Les moyens informatiques ont considérablement ouvert le champ de la représentation cartographique. Nos journaux quotidiens et hebdomadaires, nos revues scientifiques pullulent de cartes plus ou bien faites, plus ou moins bien adaptées. «L’art de dresser les cartes géographiques» n’a jamais été une opération neutre ou objective. La réalité transposée par l’image cartographique n’est qu’une vision possible du territoire. Elle dépend de ce que son auteur y met ou n’y met pas, ce qu’il décide de mettre en valeur, de donner à voir, de souligner, de représenter. Dans le même temps l’objet monde s’est considérablement complexifié, notre connaissance des spatialités et des temporalités est plus que jamais mouvante et diverse. La carte devient un fragment de l’espace, un bout du jardin du monde. «Le jardin planétaire ne saurait se soumettre à une cartographie classique, il est partout, il occupe la biosphère, son territoire est l’épaisseur du vivant» (Éveno, Clément, 1997). Qu’il soit géographe ou artiste peintre, le «géoartiste» met en marche cet imaginaire cartographique.

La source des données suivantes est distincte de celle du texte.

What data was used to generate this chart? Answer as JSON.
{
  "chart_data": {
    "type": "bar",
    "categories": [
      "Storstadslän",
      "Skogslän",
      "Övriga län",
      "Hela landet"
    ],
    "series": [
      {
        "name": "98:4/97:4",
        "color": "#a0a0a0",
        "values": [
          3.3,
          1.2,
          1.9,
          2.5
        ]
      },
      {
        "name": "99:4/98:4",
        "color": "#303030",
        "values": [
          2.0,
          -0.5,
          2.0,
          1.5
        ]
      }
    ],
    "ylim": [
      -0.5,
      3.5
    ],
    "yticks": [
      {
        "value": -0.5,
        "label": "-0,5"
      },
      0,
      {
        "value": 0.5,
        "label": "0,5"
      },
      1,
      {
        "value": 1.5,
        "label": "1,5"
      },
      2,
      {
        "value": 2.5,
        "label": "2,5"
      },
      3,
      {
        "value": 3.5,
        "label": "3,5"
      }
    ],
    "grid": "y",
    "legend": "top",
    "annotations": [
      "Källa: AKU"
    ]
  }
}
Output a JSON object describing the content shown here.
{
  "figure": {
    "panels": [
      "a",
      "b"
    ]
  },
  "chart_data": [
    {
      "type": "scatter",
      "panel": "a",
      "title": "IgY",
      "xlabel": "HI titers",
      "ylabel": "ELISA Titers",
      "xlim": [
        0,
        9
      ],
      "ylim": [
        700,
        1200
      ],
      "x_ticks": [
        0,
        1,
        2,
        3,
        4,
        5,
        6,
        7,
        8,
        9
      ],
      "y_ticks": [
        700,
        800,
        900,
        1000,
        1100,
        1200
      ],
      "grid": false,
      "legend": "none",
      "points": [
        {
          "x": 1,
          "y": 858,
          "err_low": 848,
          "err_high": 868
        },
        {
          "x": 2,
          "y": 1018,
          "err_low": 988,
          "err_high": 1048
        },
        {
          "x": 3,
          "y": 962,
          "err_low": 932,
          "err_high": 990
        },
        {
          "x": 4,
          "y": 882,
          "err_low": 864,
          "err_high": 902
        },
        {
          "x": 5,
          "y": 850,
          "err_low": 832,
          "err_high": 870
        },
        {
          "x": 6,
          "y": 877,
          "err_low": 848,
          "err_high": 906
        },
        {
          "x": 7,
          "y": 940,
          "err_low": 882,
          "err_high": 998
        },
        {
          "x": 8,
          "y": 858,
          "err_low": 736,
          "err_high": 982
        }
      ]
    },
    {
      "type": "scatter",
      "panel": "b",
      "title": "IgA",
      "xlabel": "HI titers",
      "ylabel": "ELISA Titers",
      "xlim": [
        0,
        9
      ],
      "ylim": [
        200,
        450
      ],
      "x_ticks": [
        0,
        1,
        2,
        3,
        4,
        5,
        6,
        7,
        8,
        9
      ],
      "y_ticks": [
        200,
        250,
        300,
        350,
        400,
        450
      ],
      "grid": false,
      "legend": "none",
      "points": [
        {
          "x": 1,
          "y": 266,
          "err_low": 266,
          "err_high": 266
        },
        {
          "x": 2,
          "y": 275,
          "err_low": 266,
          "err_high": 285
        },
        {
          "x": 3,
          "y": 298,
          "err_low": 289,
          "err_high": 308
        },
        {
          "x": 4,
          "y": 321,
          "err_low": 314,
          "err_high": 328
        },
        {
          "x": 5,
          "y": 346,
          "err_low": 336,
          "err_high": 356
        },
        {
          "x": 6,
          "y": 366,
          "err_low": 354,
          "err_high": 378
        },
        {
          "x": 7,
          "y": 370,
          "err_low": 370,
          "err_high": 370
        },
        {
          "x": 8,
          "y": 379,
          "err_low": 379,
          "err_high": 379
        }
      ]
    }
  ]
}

Il existe une très ancienne proximité entre artistes et cartographes. De nombreux artistes contemporains utilisent la cartographie pour créer des œuvres d'art où l’art cartographique devient une parabole de la peinture, entre paysages et tracés graphiques, le regard bascule et cherche son chemin. L’horizon géographique devient horizon pictural et vice versa. Quelle que soit la technique utilisée, tout est prétexte à déstructurer, décomposer, broyer, mâcher, détourner l’art cartographique au profit de collages, de création d’objets, d’images, d'univers. Ces œuvres nous transportent dans l’espace et le temps, nous font visiter des pays et des continents, survoler des territoires, oublier nos repères classiques pour entrer dans un monde plus réel que vrai.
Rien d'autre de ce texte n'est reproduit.